Acara FGD ini secara resmi dibuka oleh Wakil Wali
Kota Solok Bapak Ramadhani Kirana Putra, dan menghadirkan narasumber dari konsultan
hukum Legality Padang, Dr. Suharizal, SH, MH, Dr. (Cand) Sepris Yonaldi, SE, MM
Dan Dr. Laurensius Arliman Simbolon, SH, MH, MM.
Wakil
Wali Kota, Dr. Ramadhani Kirana Putra dalam sambutannya menyampaikan ucapan
terima kasih kepada seluruh narasumber yang telah bersedia membantu dan
bekerjasama dengan Pemerintah Kota Solok dalam penyusunan naskah akademik
Ranperda pemberian insentif dan kemudahan investasi Kota Solok.
"Pertumbuhan
ekonomi merupakan salah satu faktor utama yang paling penting dalam mewujudkan
kesejahteraan masyarakat. Iklim penanaman modal yang kondusif, adanya kepastian
hukum dan stabilitas politik merupakan faktor yang dapat meningkatkan
pertumbuhan ekonomi.
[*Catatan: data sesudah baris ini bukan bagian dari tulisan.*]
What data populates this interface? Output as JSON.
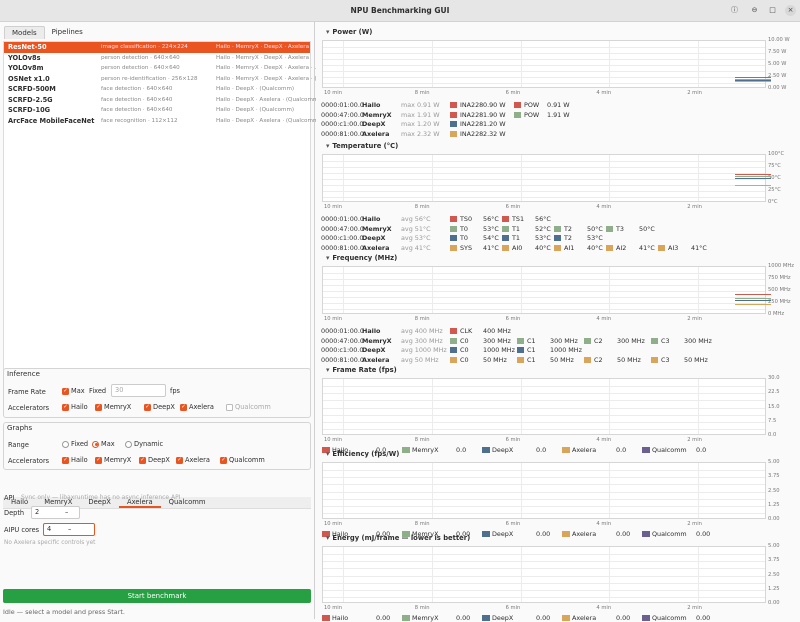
{
  "window": {
    "title": "NPU Benchmarking GUI",
    "min": "⊖",
    "max": "□",
    "close": "×",
    "help": "ⓘ"
  },
  "tabs": [
    "Models",
    "Pipelines"
  ],
  "models": [
    {
      "name": "ResNet-50",
      "task": "image classification · 224×224",
      "vendors": "Hailo · MemryX · DeepX · Axelera"
    },
    {
      "name": "YOLOv8s",
      "task": "person detection · 640×640",
      "vendors": "Hailo · MemryX · DeepX · Axelera"
    },
    {
      "name": "YOLOv8m",
      "task": "person detection · 640×640",
      "vendors": "Hailo · MemryX · DeepX · Axelera · ..."
    },
    {
      "name": "OSNet x1.0",
      "task": "person re-identification · 256×128",
      "vendors": "Hailo · MemryX · DeepX · Axelera · (Qualcomm)"
    },
    {
      "name": "SCRFD-500M",
      "task": "face detection · 640×640",
      "vendors": "Hailo · DeepX · (Qualcomm)"
    },
    {
      "name": "SCRFD-2.5G",
      "task": "face detection · 640×640",
      "vendors": "Hailo · DeepX · Axelera · (Qualcomm)"
    },
    {
      "name": "SCRFD-10G",
      "task": "face detection · 640×640",
      "vendors": "Hailo · DeepX · (Qualcomm)"
    },
    {
      "name": "ArcFace MobileFaceNet",
      "task": "face recognition · 112×112",
      "vendors": "Hailo · DeepX · Axelera · (Qualcomm)"
    }
  ],
  "inference": {
    "title": "Inference",
    "frame_rate_label": "Frame Rate",
    "max_label": "Max",
    "fixed_label": "Fixed",
    "fixed_value": "30",
    "fps": "fps",
    "accel_label": "Accelerators",
    "accels": [
      "Hailo",
      "MemryX",
      "DeepX",
      "Axelera",
      "Qualcomm"
    ]
  },
  "graphs": {
    "title": "Graphs",
    "range_label": "Range",
    "range_opts": [
      "Fixed",
      "Max",
      "Dynamic"
    ],
    "accel_label": "Accelerators",
    "accels": [
      "Hailo",
      "MemryX",
      "DeepX",
      "Axelera",
      "Qualcomm"
    ]
  },
  "vendor_tabs": [
    "Hailo",
    "MemryX",
    "DeepX",
    "Axelera",
    "Qualcomm"
  ],
  "axelera": {
    "api_label": "API",
    "api_text": "Sync only — libaxruntime has no async inference API",
    "depth_label": "Depth",
    "depth_value": "2",
    "depth_btns": "–",
    "aipu_label": "AIPU cores",
    "aipu_value": "4",
    "aipu_btns": "–",
    "note": "No Axelera specific controls yet"
  },
  "start_label": "Start benchmark",
  "status": "Idle — select a model and press Start.",
  "colors": {
    "accent": "#e95420",
    "hailo": "#d0584f",
    "memryx": "#8fae8a",
    "deepx": "#4f6f8f",
    "axelera": "#d9a55a",
    "qualcomm": "#6b6090",
    "green": "#26a043"
  },
  "xticks": [
    "10 min",
    "8 min",
    "6 min",
    "4 min",
    "2 min"
  ],
  "power": {
    "title": "Power (W)",
    "yticks": [
      "10.00 W",
      "7.50 W",
      "5.00 W",
      "2.50 W",
      "0.00 W"
    ],
    "rows": [
      {
        "addr": "0000:01:00.0",
        "name": "Hailo",
        "val": "max 0.91 W",
        "m": [
          [
            "INA228",
            "0.90 W",
            "hailo"
          ],
          [
            "POW",
            "0.91 W",
            "hailo"
          ]
        ]
      },
      {
        "addr": "0000:47:00.0",
        "name": "MemryX",
        "val": "max 1.91 W",
        "m": [
          [
            "INA228",
            "1.90 W",
            "hailo"
          ],
          [
            "POW",
            "1.91 W",
            "memryx"
          ]
        ]
      },
      {
        "addr": "0000:c1:00.0",
        "name": "DeepX",
        "val": "max 1.20 W",
        "m": [
          [
            "INA228",
            "1.20 W",
            "deepx"
          ]
        ]
      },
      {
        "addr": "0000:81:00.0",
        "name": "Axelera",
        "val": "max 2.32 W",
        "m": [
          [
            "INA228",
            "2.32 W",
            "axelera"
          ]
        ]
      }
    ]
  },
  "temp": {
    "title": "Temperature (°C)",
    "yticks": [
      "100°C",
      "75°C",
      "50°C",
      "25°C",
      "0°C"
    ],
    "rows": [
      {
        "addr": "0000:01:00.0",
        "name": "Hailo",
        "val": "avg 56°C",
        "m": [
          [
            "TS0",
            "56°C",
            "hailo"
          ],
          [
            "TS1",
            "56°C",
            "hailo"
          ]
        ]
      },
      {
        "addr": "0000:47:00.0",
        "name": "MemryX",
        "val": "avg 51°C",
        "m": [
          [
            "T0",
            "53°C",
            "memryx"
          ],
          [
            "T1",
            "52°C",
            "memryx"
          ],
          [
            "T2",
            "50°C",
            "memryx"
          ],
          [
            "T3",
            "50°C",
            "memryx"
          ]
        ]
      },
      {
        "addr": "0000:c1:00.0",
        "name": "DeepX",
        "val": "avg 53°C",
        "m": [
          [
            "T0",
            "54°C",
            "deepx"
          ],
          [
            "T1",
            "53°C",
            "deepx"
          ],
          [
            "T2",
            "53°C",
            "deepx"
          ]
        ]
      },
      {
        "addr": "0000:81:00.0",
        "name": "Axelera",
        "val": "avg 41°C",
        "m": [
          [
            "SYS",
            "41°C",
            "axelera"
          ],
          [
            "AI0",
            "40°C",
            "axelera"
          ],
          [
            "AI1",
            "40°C",
            "axelera"
          ],
          [
            "AI2",
            "41°C",
            "axelera"
          ],
          [
            "AI3",
            "41°C",
            "axelera"
          ]
        ]
      }
    ]
  },
  "freq": {
    "title": "Frequency (MHz)",
    "yticks": [
      "1000 MHz",
      "750 MHz",
      "500 MHz",
      "250 MHz",
      "0 MHz"
    ],
    "rows": [
      {
        "addr": "0000:01:00.0",
        "name": "Hailo",
        "val": "avg 400 MHz",
        "m": [
          [
            "CLK",
            "400 MHz",
            "hailo"
          ]
        ]
      },
      {
        "addr": "0000:47:00.0",
        "name": "MemryX",
        "val": "avg 300 MHz",
        "m": [
          [
            "C0",
            "300 MHz",
            "memryx"
          ],
          [
            "C1",
            "300 MHz",
            "memryx"
          ],
          [
            "C2",
            "300 MHz",
            "memryx"
          ],
          [
            "C3",
            "300 MHz",
            "memryx"
          ]
        ]
      },
      {
        "addr": "0000:c1:00.0",
        "name": "DeepX",
        "val": "avg 1000 MHz",
        "m": [
          [
            "C0",
            "1000 MHz",
            "deepx"
          ],
          [
            "C1",
            "1000 MHz",
            "deepx"
          ]
        ]
      },
      {
        "addr": "0000:81:00.0",
        "name": "Axelera",
        "val": "avg 50 MHz",
        "m": [
          [
            "C0",
            "50 MHz",
            "axelera"
          ],
          [
            "C1",
            "50 MHz",
            "axelera"
          ],
          [
            "C2",
            "50 MHz",
            "axelera"
          ],
          [
            "C3",
            "50 MHz",
            "axelera"
          ]
        ]
      }
    ]
  },
  "fps": {
    "title": "Frame Rate (fps)",
    "yticks": [
      "30.0",
      "22.5",
      "15.0",
      "7.5",
      "0.0"
    ],
    "legend": [
      [
        "Hailo",
        "0.0",
        "hailo"
      ],
      [
        "MemryX",
        "0.0",
        "memryx"
      ],
      [
        "DeepX",
        "0.0",
        "deepx"
      ],
      [
        "Axelera",
        "0.0",
        "axelera"
      ],
      [
        "Qualcomm",
        "0.0",
        "qualcomm"
      ]
    ]
  },
  "eff": {
    "title": "Efficiency (fps/W)",
    "yticks": [
      "5.00",
      "3.75",
      "2.50",
      "1.25",
      "0.00"
    ],
    "legend": [
      [
        "Hailo",
        "0.00",
        "hailo"
      ],
      [
        "MemryX",
        "0.00",
        "memryx"
      ],
      [
        "DeepX",
        "0.00",
        "deepx"
      ],
      [
        "Axelera",
        "0.00",
        "axelera"
      ],
      [
        "Qualcomm",
        "0.00",
        "qualcomm"
      ]
    ]
  },
  "energy": {
    "title": "Energy (mJ/frame — lower is better)",
    "yticks": [
      "5.00",
      "3.75",
      "2.50",
      "1.25",
      "0.00"
    ],
    "legend": [
      [
        "Hailo",
        "0.00",
        "hailo"
      ],
      [
        "MemryX",
        "0.00",
        "memryx"
      ],
      [
        "DeepX",
        "0.00",
        "deepx"
      ],
      [
        "Axelera",
        "0.00",
        "axelera"
      ],
      [
        "Qualcomm",
        "0.00",
        "qualcomm"
      ]
    ]
  }
}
Kegiatan penanaman modal yang didorong dengan iklim yang
kondusif dan tentu akan mendorong berbagai macam kegiatan ekonomi yang pada
akhirnya akan memberikan kontribusi pada pertumbuhan ekonomi serta peningkatan
kesejahteraan masyarakat" ungkap wawako.
Selain
itu juga perlu dilakukan revisi aturan-aturan yang terkait dengan investasi
seperti Revisi peraturan Pendirian Bangunan Gedung (PBG), yang sebelumnya juga
perlu merevisi perda tentang Rencana Tata Ruang dan Wilayah (RTRW), Rencana
Detail Tata Ruang (RDTR) dan lain sebagainya.
Wawako
juga mengharapkan agar ranperda ini tepat sasaran dan mempermudah pelaku usaha
dalam menanamkan modalnya serta dapat merangsang dan mengairahkan investasi
khususnya di Kota Solok.
Kepada
seluruh peserta FGD yang hadir, ia menghimbau untuk dapat aktif dan memberikan
kontribusi demi kesempurnaan penyusunan naskah akademik yang nantinya akan
menjadi cikal bakal produk hukum yang akan dimanfaatkan untuk peningkatan
investasi di Kota Solok.(*)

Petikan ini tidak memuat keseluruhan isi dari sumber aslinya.